We don’t have to tell you how important it is to have a solid understanding of your finances, but it’s also super important to pass that knowledge on to your kids. Finance expert, David Lester, shares five ways to help raise financially savvy kids.
Build a safety net
You need 3-6 months of money in a high interest savings account for emergencies. Don’t dip into it unless you absolutely need to, and don’t even connect it to your debit card. Knowing you have money saved will be a huge relief, and it’s a great lesson for your kids.
Contribute to your child’s RESPs early
The government gives you a bonus when you put money into an RESP, so take advantage of it. Start when your child is born and even if you only put away $50 per paycheque, you’ll have around $50,000 when your kid goes to post-secondary school. Take your kids to the yearly meeting to review it and get them interested in their own money.

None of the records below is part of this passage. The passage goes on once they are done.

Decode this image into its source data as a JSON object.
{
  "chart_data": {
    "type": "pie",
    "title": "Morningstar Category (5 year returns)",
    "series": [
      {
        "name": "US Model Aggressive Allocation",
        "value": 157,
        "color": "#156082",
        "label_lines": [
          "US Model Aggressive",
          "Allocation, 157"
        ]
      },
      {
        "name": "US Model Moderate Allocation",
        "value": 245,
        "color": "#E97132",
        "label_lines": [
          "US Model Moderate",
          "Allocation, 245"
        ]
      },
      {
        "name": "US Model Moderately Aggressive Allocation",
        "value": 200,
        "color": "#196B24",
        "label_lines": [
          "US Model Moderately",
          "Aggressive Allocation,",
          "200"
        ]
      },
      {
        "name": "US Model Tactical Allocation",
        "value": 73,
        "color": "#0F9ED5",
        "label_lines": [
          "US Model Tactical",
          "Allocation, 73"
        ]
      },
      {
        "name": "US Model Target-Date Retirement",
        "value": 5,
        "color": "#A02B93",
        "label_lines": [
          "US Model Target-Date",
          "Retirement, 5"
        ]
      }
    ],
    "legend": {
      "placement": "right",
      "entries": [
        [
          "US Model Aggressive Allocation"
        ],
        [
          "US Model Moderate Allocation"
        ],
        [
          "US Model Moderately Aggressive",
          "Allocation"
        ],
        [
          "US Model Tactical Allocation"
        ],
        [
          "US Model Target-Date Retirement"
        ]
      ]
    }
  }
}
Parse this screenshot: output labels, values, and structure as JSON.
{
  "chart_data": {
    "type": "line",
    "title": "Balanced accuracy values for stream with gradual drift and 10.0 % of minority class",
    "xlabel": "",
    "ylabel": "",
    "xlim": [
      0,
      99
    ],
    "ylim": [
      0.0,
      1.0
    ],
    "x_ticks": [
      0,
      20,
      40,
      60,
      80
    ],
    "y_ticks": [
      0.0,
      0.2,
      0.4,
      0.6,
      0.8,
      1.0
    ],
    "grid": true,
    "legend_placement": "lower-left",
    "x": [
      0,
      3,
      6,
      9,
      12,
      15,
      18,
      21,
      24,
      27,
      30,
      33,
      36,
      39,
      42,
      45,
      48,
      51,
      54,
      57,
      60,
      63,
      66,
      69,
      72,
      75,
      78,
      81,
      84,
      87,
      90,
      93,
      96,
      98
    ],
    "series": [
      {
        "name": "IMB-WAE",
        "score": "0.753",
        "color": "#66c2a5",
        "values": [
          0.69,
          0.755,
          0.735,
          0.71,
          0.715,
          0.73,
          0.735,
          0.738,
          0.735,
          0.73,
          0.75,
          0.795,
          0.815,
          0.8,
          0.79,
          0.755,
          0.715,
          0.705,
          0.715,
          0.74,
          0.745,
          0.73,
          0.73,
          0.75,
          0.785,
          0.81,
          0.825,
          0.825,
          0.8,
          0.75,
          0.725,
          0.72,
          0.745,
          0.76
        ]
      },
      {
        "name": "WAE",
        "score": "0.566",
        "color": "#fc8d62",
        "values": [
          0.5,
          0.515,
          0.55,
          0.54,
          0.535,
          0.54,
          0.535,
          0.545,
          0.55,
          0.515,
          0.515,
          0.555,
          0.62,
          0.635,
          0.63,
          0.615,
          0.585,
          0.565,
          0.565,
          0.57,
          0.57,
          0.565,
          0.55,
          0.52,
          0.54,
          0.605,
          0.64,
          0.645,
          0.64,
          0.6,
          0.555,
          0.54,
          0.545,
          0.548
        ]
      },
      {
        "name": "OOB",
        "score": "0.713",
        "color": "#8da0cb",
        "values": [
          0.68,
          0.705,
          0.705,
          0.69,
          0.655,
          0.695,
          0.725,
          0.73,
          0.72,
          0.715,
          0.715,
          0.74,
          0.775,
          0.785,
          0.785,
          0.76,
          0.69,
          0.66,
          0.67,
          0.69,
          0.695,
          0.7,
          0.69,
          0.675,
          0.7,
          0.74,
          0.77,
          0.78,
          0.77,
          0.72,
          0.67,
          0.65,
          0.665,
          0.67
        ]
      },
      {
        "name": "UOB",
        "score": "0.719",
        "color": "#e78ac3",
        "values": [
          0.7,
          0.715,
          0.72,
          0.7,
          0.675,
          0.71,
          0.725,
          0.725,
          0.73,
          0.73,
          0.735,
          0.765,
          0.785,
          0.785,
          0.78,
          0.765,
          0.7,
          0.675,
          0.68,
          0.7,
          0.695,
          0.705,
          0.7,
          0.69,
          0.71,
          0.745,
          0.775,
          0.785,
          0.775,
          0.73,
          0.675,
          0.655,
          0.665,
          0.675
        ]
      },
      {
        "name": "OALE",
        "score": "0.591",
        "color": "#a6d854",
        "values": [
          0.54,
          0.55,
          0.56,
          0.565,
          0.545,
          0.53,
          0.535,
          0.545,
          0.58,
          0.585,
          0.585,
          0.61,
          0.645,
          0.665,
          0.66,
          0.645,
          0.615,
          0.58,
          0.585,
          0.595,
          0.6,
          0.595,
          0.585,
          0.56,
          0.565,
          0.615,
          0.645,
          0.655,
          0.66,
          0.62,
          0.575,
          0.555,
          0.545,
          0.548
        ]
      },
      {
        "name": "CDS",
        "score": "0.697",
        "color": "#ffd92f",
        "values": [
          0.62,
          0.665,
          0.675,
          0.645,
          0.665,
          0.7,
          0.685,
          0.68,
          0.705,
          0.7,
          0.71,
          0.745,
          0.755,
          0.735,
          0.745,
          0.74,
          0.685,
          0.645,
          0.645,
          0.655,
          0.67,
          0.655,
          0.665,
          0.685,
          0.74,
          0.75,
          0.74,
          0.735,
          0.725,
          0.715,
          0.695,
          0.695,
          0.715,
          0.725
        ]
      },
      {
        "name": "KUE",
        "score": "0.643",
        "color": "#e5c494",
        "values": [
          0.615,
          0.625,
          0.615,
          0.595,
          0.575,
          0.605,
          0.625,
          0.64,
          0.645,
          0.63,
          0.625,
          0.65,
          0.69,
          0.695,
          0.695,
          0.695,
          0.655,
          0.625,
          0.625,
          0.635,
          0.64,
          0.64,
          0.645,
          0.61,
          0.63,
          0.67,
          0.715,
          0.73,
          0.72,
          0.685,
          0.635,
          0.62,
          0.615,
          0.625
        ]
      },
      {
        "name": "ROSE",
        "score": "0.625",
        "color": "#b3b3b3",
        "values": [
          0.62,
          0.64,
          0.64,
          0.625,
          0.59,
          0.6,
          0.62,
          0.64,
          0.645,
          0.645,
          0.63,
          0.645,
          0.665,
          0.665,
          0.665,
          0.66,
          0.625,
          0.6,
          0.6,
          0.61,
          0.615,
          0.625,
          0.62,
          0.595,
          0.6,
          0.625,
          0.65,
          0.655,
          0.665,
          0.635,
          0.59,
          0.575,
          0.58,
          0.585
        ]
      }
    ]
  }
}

Talk about money with your kids
Keep the conversation open and positive. Give your kids a calculator and cash and let them shop for a week. Take them to the bank with you. This will build a very positive money belief system when they’re young.
Teach them how to invest and how the stock market works
This way, when they’re older, they won’t be scared of it and it will be something they understand. Let them start by investing in companies they use and understand, like Disney, Mattel, and Apple. Even one share would be a cool birthday gift. They can watch it as the market goes up and down.
Use their birthday money and invest it for them
Put any baby bonus, Christmas money, or pocket money from grandma and grandpa away to build a “nest egg” for them. When they are older (i.e. in their twenties), give it to them to put towards a down payment on their first home.